Abstract

Increased age has been suggested to predict worse clinical outcomes in patients with prostate cancer. An explanation that was proposed for this observation is that it is due to inherent differences in the biological properties of prostate cancer in older men. Stage migration, prostate specific antigen and prostate biopsy pathology are variables that may confound the interpretation of age as an independent prognosticator of outcomes following radical prostatectomy.

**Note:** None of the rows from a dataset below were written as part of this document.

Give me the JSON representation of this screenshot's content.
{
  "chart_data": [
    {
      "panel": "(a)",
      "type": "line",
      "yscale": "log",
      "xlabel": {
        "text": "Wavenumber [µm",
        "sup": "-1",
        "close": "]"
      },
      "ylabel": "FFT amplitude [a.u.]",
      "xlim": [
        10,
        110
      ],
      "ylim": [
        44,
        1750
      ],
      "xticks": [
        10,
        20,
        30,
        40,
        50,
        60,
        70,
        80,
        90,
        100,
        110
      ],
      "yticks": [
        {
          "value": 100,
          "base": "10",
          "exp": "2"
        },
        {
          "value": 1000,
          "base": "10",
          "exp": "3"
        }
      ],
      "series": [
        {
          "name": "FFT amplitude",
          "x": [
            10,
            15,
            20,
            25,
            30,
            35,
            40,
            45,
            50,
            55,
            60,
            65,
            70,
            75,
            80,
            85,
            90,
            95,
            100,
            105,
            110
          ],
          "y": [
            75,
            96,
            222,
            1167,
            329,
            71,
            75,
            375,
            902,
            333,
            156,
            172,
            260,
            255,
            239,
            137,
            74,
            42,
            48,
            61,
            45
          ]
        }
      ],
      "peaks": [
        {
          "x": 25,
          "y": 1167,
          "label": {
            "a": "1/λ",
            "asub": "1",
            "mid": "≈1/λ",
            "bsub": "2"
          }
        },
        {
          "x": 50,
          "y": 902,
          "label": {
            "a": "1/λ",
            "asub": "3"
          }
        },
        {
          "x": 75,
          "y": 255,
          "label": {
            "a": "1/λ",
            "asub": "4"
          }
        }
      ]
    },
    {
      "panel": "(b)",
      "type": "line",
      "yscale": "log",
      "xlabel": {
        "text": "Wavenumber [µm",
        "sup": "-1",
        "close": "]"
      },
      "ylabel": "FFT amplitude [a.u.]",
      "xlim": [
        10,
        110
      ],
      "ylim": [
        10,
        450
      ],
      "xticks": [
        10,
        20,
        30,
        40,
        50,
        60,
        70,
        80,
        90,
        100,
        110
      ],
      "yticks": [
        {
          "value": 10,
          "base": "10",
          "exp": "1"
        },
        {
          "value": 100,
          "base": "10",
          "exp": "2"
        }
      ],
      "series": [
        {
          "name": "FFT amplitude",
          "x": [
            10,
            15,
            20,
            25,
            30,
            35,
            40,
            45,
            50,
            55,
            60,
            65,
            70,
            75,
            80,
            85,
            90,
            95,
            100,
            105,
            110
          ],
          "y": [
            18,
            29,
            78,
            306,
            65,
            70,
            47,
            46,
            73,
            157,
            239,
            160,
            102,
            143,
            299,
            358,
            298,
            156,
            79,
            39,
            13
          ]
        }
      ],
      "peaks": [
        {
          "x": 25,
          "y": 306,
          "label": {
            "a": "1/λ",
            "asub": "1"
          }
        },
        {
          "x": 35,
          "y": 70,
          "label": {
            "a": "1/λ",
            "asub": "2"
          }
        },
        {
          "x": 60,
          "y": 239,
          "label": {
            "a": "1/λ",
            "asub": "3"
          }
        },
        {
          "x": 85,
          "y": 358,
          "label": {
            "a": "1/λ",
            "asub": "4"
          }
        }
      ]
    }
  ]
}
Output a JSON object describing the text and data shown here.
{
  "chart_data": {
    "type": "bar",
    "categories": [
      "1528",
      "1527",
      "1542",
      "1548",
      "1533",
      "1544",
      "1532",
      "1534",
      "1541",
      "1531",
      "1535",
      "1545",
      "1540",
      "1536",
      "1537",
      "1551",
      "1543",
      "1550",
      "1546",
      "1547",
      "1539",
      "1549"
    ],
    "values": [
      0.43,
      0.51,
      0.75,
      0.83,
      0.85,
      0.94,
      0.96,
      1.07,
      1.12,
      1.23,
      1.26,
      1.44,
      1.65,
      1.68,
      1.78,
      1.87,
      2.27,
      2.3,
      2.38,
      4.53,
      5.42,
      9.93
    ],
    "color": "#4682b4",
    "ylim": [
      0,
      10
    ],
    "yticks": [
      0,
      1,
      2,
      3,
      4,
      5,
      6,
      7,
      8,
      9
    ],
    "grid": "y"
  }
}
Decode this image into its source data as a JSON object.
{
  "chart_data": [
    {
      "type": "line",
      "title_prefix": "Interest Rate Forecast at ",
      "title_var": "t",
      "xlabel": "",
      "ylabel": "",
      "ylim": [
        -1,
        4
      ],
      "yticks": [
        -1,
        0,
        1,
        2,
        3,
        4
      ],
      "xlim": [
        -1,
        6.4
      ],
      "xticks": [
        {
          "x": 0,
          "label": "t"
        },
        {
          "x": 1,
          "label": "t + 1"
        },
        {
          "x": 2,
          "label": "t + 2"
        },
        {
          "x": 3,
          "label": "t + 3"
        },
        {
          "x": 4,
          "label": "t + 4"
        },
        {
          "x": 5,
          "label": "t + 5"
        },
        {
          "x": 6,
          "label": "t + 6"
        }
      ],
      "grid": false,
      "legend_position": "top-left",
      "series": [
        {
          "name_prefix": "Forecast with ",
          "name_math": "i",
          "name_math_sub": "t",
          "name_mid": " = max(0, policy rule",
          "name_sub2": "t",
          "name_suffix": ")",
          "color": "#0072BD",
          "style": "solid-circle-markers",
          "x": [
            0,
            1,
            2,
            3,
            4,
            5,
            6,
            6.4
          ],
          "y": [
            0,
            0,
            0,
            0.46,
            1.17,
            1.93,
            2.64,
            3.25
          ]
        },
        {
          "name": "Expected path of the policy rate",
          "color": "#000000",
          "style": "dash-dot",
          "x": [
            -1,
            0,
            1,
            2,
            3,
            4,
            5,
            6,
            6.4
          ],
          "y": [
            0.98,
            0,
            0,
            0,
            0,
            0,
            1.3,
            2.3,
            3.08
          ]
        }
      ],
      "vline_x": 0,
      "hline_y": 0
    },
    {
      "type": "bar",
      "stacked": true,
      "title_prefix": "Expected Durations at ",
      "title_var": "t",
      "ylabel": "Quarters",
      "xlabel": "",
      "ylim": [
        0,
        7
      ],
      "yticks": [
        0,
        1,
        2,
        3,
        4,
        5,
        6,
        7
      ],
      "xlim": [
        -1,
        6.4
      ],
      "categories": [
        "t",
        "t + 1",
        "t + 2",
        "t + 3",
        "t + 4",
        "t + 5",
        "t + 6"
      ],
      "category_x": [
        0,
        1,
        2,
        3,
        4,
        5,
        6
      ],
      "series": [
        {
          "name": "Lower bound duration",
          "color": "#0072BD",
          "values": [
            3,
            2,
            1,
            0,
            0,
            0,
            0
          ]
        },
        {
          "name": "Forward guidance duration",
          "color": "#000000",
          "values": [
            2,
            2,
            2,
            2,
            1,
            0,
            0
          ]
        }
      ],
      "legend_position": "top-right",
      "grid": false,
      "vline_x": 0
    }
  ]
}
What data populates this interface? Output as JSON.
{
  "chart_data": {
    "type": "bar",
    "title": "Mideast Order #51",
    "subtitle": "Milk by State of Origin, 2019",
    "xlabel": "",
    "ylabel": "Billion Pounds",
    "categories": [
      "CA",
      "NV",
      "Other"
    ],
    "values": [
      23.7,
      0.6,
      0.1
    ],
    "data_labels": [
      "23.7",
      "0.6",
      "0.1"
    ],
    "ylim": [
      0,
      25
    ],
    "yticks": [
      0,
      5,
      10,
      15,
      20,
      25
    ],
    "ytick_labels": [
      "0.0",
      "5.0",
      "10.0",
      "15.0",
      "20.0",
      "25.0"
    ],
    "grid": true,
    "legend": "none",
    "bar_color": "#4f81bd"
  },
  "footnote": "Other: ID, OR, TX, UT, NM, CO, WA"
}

Matched pairs analysis was performed comparing the 3 age cohorts 46 to 55, 56 to 65 and older than 65 years to a cohort of 435 patients who were 45 years or younger based on propensity scores calculated with all known preoperative variables. Postoperative clinical and pathological characteristics were compared among the 4 matched age cohorts. A Cox hazards model was used to compare time to prostate specific antigen recurrence across the different age cohorts and the actuarial risk of recurrence was calculated using Kaplan-Meier and log rank survivor analyses. Younger patients showed lower grade disease (p <0.001), and lower rates of positive surgical margin rates (p = 0.035) and extraprostatic extension (p <0.001) but they did not have higher rates of lymph node involvement (p = 0.85) or seminal vesicle invasion (p = 0.56). Kaplan-Meier analysis showed no significant differences in biochemical recurrence across the age cohorts (log rank 0.38). On multivariate analysis prostatectomy Gleason score, pathological stage, positive surgical margins (each p <0.001) and preoperative prostate specific antigen (p = 0.04) were independently predictive of biochemical recurrence. We report that increased age is not associated with worse biochemical outcomes following radical prostatectomy and it should not be considered an independent prognosticator for disease recurrence. Rather, age is a surrogate for known predictors of biochemical recurrence following surgery.